The Platinum Metals are Essential to Industry

Supply and Use Patterns for the Platinum-Group Metals, National Materials Advisory Board Publication NMAB–359, National Academy of Science, Washington, 1980, 197 pages

  • I.E.C.

The platinum group metals continue to be used for a wide and increasing variety of applications because their remarkable properties, particularly their freedom from chemical attack—even at high temperatures, their ability to catalyse a large number of chemical reactions, their high melting points and strength, make them more effective than other materials that are initially cheaper and more readily available.

A most valuable study of the present and future uses of these metals and their compounds has just become available. Conducted by a panel drawn from processors, suppliers, users and minerals economists, it is based upon data compiled up until the end of November 1978 and is concerned mainly with the situation in the United States of America. However, the information it contains makes it essential reading for platinum producers and users, world wide. The geology, reserves and resources of the platinum group metals are surveyed, and as further background information a summary of their chemical and physical properties is given. This is followed by an account of their extraction, refining, and recycling after use. The production and fabrication of the metals and some of their compounds are also briefly considered.
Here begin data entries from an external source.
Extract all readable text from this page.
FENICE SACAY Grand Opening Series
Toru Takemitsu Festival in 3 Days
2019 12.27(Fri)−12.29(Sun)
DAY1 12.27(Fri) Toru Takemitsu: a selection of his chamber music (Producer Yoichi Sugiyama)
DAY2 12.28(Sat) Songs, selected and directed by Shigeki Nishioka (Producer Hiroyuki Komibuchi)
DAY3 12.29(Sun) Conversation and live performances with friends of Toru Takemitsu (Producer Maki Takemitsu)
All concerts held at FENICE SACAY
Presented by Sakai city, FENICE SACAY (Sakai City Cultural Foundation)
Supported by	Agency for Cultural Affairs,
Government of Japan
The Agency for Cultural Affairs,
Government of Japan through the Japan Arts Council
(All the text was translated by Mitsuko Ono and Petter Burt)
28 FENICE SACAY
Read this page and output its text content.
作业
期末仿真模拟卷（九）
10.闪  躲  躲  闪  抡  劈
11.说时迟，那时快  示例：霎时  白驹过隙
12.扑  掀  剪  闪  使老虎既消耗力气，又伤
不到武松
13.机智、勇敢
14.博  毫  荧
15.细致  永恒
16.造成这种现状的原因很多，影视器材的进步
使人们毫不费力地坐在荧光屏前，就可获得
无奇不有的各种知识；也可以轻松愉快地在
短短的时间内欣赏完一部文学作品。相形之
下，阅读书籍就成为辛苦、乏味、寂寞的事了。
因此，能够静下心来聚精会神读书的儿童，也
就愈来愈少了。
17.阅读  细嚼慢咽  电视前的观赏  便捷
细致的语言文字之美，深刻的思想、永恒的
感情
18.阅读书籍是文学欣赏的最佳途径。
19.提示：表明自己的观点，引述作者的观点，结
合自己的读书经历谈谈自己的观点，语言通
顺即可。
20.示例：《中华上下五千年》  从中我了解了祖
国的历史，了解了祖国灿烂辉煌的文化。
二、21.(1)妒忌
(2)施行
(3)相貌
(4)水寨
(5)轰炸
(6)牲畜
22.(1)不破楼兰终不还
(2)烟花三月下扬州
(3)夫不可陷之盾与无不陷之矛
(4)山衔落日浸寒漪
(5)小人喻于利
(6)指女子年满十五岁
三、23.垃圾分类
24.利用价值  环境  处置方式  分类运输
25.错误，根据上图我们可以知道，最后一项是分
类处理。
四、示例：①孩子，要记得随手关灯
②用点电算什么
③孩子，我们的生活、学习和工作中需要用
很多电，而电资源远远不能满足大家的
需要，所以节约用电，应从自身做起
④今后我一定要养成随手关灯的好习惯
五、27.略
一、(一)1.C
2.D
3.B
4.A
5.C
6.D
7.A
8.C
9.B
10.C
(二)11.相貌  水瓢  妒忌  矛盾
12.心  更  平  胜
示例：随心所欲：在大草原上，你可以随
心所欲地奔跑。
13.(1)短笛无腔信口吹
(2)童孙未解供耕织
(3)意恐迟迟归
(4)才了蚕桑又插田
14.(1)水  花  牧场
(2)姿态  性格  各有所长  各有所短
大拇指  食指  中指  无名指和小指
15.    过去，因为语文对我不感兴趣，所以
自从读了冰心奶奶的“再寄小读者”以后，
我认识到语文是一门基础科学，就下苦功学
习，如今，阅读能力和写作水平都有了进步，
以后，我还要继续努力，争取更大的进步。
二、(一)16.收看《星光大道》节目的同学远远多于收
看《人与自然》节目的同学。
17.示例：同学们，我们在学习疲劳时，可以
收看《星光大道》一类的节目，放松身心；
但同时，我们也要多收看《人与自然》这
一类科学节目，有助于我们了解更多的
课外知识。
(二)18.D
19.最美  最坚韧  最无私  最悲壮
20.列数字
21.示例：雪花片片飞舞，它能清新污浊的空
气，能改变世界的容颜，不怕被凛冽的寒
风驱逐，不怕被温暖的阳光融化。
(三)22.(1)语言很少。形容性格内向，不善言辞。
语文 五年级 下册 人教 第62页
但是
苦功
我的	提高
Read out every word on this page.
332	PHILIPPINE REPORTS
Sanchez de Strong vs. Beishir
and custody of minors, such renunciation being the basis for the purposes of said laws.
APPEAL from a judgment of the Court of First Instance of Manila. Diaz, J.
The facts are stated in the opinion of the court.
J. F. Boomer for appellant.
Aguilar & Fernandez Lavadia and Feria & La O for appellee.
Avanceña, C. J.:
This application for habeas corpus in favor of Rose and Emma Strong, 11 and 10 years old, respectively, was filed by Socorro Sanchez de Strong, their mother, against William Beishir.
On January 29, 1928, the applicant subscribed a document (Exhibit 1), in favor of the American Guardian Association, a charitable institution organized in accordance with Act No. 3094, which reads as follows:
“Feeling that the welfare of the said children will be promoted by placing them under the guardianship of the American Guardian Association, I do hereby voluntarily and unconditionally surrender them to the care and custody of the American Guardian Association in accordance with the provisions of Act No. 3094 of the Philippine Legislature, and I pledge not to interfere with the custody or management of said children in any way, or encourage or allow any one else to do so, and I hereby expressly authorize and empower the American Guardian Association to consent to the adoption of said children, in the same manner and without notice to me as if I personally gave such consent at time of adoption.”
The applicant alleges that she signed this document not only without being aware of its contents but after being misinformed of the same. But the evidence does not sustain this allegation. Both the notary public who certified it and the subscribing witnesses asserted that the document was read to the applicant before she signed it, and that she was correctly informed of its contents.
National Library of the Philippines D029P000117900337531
Production and consumption statistics are given, and present and potential applications are discussed. Over the 25 year period since 1954 the total world production of the platinum metals has increased by 850 per cent, thus generally keeping pace with the enormous expansion in their utilisation as industry has responded to such crucial problems as the need to increase the world’s food supply, to utilise fuel and energy more sensibly, and to limit further damage to the environment. In addition to the many industrial uses, the platinum metals are also used for a variety of other purposes including medical and dental applications, in laboratory investigations and for jewellery. It is suggested that the requirement for the platinum group metals will more than double in the next 12 to 15 years, although this increase will not be the same for all the six metals. One significant increase in demand for platinum is predicted to be for the production of first generation commercial fuel cells, an application which seems close to realising its potential as a viable, environmentally acceptable source of electrical power.

While some of the conclusions of the study relate especially to the U.S.A. most are relevant to all industrial countries, as it is stressed that the platinum metals, particularly platinum, palladium, rhodium and iridium, are essential to many of the most vital industries.

This book is now being reprinted and will be available at $15 from the IPMI, 2254 Barrington, Bethlehem, Pennsylvania 18018, U.S.A.